City Transit Observations

When I first moved to the Washington region, I lived in Alexandria. There, I had my first experience in a big city with a real transportation network. From my apartment, there were so many different buses passing by - Metrobus, REX, Fairfax Connector, DASH, all in old and new colors.

Coming from Louisville, where the TARC bus is the only option, I was struck with the variety of operators and options out there. I began making simple little illustrations of these buses in an effort to illustrate the diversity of the region through its transit.

Soon, my curiosity expanded to some of my other favorite cities - Toronto, Seattle, and more. One thing lead to another, and I ended up with sixteen cities!

Throughout the entire process, I learned a lot about these sixteen cities and their transit systems. From Chicago and it's streamlined bus network - one bus operator for Chicago, one operator for all of the suburbs - to the Bay Area and it's frustratingly disjointed sea of operators, each city handles its network in a unique way.

And while there are many similarities between cities - the Bombardier Bi-Level commuter rail car, the New Flyer Xcelsior series of buses - there are many unique and interesting vehicles plying the roads, rails, waves and wires of the continent. Here are some of my favorites:



Colorado Railcar was a short-lived American manufacturer that marketed unique, boxy diesel multiple unit (DMU) trains in the United States. It shut down in 2008, but before it did, it built a bi-level DMU set for Tri-Rail in Miami as well as four single-level units to Portland for its Westside Express Service line.

The Liverpool Boat Tram

San Francisco's F Market & Wharves line uses a fleet of historic streetcars, but the most unique by far is the "boat tram." They were built to run along the seaside in the city of Blackpool, UK in 1934. These fun streetcars are a hit among tourists, and this particular illustration can be found hidden in the Transit of the Bay Area print along with five of its heritage streetcar brothers.

Angels Flight

Angels Flight is a landmark of Los Angeles.
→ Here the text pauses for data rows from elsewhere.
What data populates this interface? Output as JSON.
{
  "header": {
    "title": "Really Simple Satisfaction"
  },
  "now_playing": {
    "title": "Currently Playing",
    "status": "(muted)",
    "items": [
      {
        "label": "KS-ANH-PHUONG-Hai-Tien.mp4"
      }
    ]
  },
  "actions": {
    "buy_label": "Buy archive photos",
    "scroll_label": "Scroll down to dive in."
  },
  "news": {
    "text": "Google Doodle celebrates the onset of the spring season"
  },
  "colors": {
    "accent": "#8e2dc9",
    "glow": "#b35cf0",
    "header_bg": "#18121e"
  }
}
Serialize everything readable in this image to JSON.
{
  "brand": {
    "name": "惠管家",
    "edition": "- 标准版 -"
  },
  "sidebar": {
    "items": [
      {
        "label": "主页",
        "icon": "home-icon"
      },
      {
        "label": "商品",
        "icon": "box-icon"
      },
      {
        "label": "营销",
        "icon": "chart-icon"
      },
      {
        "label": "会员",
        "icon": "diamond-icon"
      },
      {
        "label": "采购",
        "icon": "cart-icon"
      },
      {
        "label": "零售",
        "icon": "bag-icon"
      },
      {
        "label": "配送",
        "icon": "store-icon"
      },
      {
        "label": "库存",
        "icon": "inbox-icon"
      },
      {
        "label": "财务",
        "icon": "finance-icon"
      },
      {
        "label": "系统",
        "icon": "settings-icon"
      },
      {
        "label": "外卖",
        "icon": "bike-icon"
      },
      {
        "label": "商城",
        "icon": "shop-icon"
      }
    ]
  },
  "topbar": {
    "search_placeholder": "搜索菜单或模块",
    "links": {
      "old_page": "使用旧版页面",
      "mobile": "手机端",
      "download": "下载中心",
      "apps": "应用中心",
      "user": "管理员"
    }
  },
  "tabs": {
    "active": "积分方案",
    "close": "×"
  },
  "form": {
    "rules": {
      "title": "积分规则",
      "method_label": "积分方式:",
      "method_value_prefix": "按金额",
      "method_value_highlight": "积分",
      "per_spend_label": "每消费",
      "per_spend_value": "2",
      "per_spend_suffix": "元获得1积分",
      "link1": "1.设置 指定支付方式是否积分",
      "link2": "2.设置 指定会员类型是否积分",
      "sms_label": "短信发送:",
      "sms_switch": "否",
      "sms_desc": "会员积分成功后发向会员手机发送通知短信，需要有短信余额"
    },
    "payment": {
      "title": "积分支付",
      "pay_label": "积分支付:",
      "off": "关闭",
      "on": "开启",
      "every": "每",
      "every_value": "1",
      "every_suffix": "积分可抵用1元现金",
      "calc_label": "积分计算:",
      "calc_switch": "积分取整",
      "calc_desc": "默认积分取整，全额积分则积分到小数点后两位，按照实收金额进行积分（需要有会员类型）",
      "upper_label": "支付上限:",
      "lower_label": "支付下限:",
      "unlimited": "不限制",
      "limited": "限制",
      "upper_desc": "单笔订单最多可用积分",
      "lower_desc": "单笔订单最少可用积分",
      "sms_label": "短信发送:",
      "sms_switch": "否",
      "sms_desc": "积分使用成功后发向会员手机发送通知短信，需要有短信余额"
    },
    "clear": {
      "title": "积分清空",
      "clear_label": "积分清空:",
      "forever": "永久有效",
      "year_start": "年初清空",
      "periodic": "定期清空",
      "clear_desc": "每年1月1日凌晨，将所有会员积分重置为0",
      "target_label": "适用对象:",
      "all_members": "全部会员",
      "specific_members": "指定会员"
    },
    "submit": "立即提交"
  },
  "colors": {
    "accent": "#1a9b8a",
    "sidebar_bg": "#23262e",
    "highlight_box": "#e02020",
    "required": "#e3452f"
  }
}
At a length of 315 feet (at a 33% grade) it is said to be the world's shortest incorporated railway.  Though it is primarily a tourist attraction, the funicular is an important link between two communities. Service is currently suspended after an accident in 2013.

Miami Metromover

In the 1970s, the United States experimented with peoplemovers in Detroit, Jacksonville FL and Miami. Metromover is by far the most successful of the three, and the only one that fully completed the system. The free system connects to Miami's Metrorail system, and helps spur development in the downtown region.

Norristown High Speed Line

Philadelphia's transit network is among the most diverse and unique, as most of its lines are modified off of older and sometimes outdated transit modes. The Norristown High Speed Line is particularly difficult to classify, as it is a former Interurban line. It is sometimes still referred to as such, though this mode of transportation fell out of favor in the 1920s.

The Aerial Tramways

Just two cities in the U.S. have gondola systems. The Portland Aerial Tram carries commuters up 500 feet between the city's South Waterfront district and Oregon Health & Science University. The Roosevelt Island Tramway is an icon of New York City, having transported 26 million passengers since 1976. It connects Roosevelt Island to the Upper East Side of Manhattan.

Montreal's Rubber-Tired Metro

Montreal's Metro system is the only rubber-tired metro system in the collection. Rubber-tired metro systems have smoother rides and higher acceleration, though at the cost of higher energy consumption. Additionally, the Montreal Metro runs entirely underground because the cars are not weatherproof and the electrical system would be severely affected by rain and melting snow.

Seattle Monorail

The Seattle Center Monorail is an elevated monorail line in Seattle. The iconic system was given landmark status in 2003. It was opened in 1962 for the World’s Fair, when 8 million people rode it over a 6 month period. It is one of only two monorails line in the United States used outside of airports and theme parks.

The Aquabus

The Aquabus provides commuter and sightseeing services to locations all along False Creek of central Vancouver, British Columbia. Started in 1986, these multi-colored, small boats have become a recognizable sight in downtown Vancouver. Several different colored illustrations can be found throughout the Transit of Greater Vancouver print.

Las Colinas APT

The Las Colinas Area Personal Transit (APT) System is a people mover system that serves the Las Colinas area of Irving, a suburb of Dallas. The planned system was a 5-mile, 20-station system, though only 1.4 miles was opened in 1986, and closed just 7 years later. Though it has been called a ‘white elephant’ in the past, the small system reopened in the 90s and a connection to the DART light rail network has helped to boost ridership.